The 300SL was a direct descendant of the Mercedes-Benz W194 race car that won the Carrera Panamericana and 24 hours of Le Mans in 1952. Hoffman, an influential US importer who was responsible for popularising European cars in America, convinced the Stuttgart automaker that the German sports car would be met by an eager American market. He was right – so right, in fact, that seven decades later a 1954–57 300SL coupe has an average value of almost seven figures, even in #4 (Fair) condition. When new, the car sold for £4,393 (equal to about £100,000 today).
When unveiled at the 1954 International Motor Sports Show in New York, the Mercedes-Benz 300SL (W198) was applauded for its elegance and innovation. Powered by a water-cooled 3.0-litre overhead cam straight-six engine, it was the world’s first four-stroke production passenger car to be equipped with output- and efficiency-enhancing direct fuel injection. With 215 horsepower, the 300SL had a top speed of 155 mph, making it the fastest production car of its day.
The 300SL’s unforgettable styling was dictated by its engineering: the lightweight coupe’s rigid 50 kg space frame supported the engine, transmission, and axles, but left no room for conventional doors. That resulted in the 300SL’s most distinctive feature – upswinging doors that hinged at the top and, when open, gave the look of a bird extending its wings.
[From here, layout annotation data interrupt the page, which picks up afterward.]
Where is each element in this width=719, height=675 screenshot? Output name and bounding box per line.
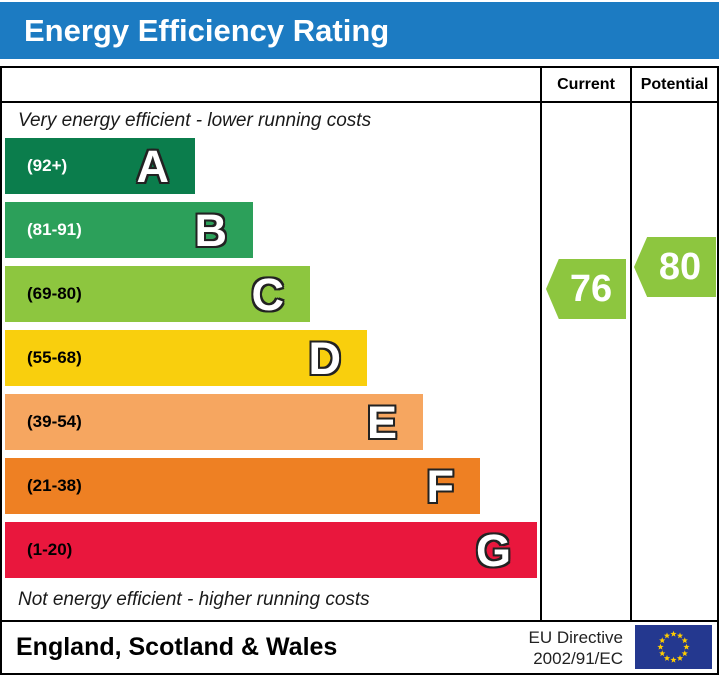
table-body-row: Very energy efficient - lower running co…	[2, 103, 717, 620]
band-e-letter: E	[366, 396, 397, 448]
band-g: (1-20) G	[5, 522, 537, 578]
eu-directive-line1: EU Directive	[528, 627, 623, 647]
band-g-range-label: (1-20)	[27, 540, 73, 559]
region-label: England, Scotland & Wales	[16, 633, 338, 661]
potential-rating-value: 80	[658, 246, 702, 288]
band-d-letter: D	[308, 332, 342, 384]
potential-rating-arrow: 80	[634, 237, 716, 297]
page-title: Energy Efficiency Rating	[24, 12, 390, 48]
band-b-letter: B	[194, 204, 228, 256]
potential-column-header: Potential	[630, 68, 717, 101]
band-a-range-label: (92+)	[27, 156, 68, 175]
potential-rating-column: 80	[630, 103, 717, 620]
top-caption: Very energy efficient - lower running co…	[18, 110, 372, 131]
band-c-range-label: (69-80)	[27, 284, 82, 303]
current-rating-column: 76	[540, 103, 630, 620]
rating-bands: (92+) A (81-91) B (69-80) C (55-68) D	[5, 138, 540, 578]
band-e: (39-54) E	[5, 394, 423, 450]
bands-chart-area: Very energy efficient - lower running co…	[2, 103, 540, 620]
band-c: (69-80) C	[5, 266, 310, 322]
chart-header-cell	[2, 68, 540, 101]
bottom-caption: Not energy efficient - higher running co…	[18, 589, 370, 610]
current-rating-value: 76	[569, 268, 613, 310]
eu-directive-label: EU Directive 2002/91/EC	[529, 627, 623, 669]
title-banner: Energy Efficiency Rating	[0, 2, 719, 59]
band-b: (81-91) B	[5, 202, 253, 258]
band-f-letter: F	[426, 460, 455, 512]
band-f: (21-38) F	[5, 458, 480, 514]
rating-table: Current Potential Very energy efficient …	[0, 66, 719, 675]
band-d: (55-68) D	[5, 330, 367, 386]
band-b-range-label: (81-91)	[27, 220, 82, 239]
band-e-range-label: (39-54)	[27, 412, 82, 431]
band-f-range-label: (21-38)	[27, 476, 82, 495]
band-c-letter: C	[251, 268, 285, 320]
band-a: (92+) A	[5, 138, 195, 194]
current-rating-arrow: 76	[546, 259, 626, 319]
band-d-range-label: (55-68)	[27, 348, 82, 367]
eu-flag-icon	[635, 625, 712, 669]
table-header-row: Current Potential	[2, 68, 717, 103]
band-g-letter: G	[475, 524, 511, 576]
table-footer-row: England, Scotland & Wales EU Directive 2…	[2, 620, 717, 673]
band-a-letter: A	[136, 140, 170, 192]
eu-directive-line2: 2002/91/EC	[533, 648, 623, 668]
current-column-header: Current	[540, 68, 630, 101]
The car almost immediately gained the nickname “Gullwing” throughout the media and with the public, although Mercedes-Benz never calls it that. In fact, the original hand-typed manual referred to the doors as “trap doors.”
While the gullwing doors look impressive when open, getting into the 300SL is a little more difficult than a car with standard doors. The driver and passenger have to sit on the sill and swing their legs inside before sliding onto the seat. Regardless, buyers seemed to consider it a minor inconvenience.
To gain publicity for the new 300SL, Hoffman turned to one of his regular customers, racing driver Briggs Cunningham, to purchase the first one (serial number 198 040 4500003) from his showroom.
The car has changed hands three times since Cunningham bought it, the last time in 2013 when it was purchased by Dennis Nicotra.
“It’s the greatest car, and I love it, and most people that have them love them,” Nicotra says in the above Hagerty video featuring the car. “But it’s about as impractical as you’d ever want it to be. When you see what it takes to get in and out of this car, it’s quite a chore… but driving it, it feels great, it looks great, it performs exceptionally well. They’re just a joy.”
They also draw plenty of attention.
“This is such a great car to own,” Nicotra says. “No matter where I go, people stop and ask about it.”
The market for the 300SL coupes, of which approximately 1400 were built, generally remains strong, although it does fluctuate. Last month, Barrett-Jackson’s annual Scottsdale auction yielded the dramatic sale of a 1956 Mercedes-Benz 300SL for $3.41 million, the highest amount ever paid for a 300SL steel-bodied coupe. That sale may have been an outlier though, according to John Wiley, Hagerty manager of valuation analytics.
“Generally, the 300SL market is becoming more sophisticated, as values for cars with great provenance are pulling ahead of those without,” Wiley says. “Oftentimes, that means unrestored and only one or two owners from new. The 300SL Gullwing auctioned by Barrett-Jackson was restored by a model expert, but it only has a partial ownership history. Yes, the 300SL market is improving, but we’ve often seen how Barrett-Jackson’s prime-time audience produces unrepeatable prices, and this concours restoration 300SL is one of the latest examples.”
Though that record sale might not be indicative of the 300SL market as a whole, it’s a shining reminder of how the car always finds its way back into the spotlight.
“The 300SL played an important role … [and] really showed the best of what Mercedes-Benz could offer,” says Michael F. Kunz, manager of Mercedes-Benz Classic Center USA. “… It is Mercedes-Benz.”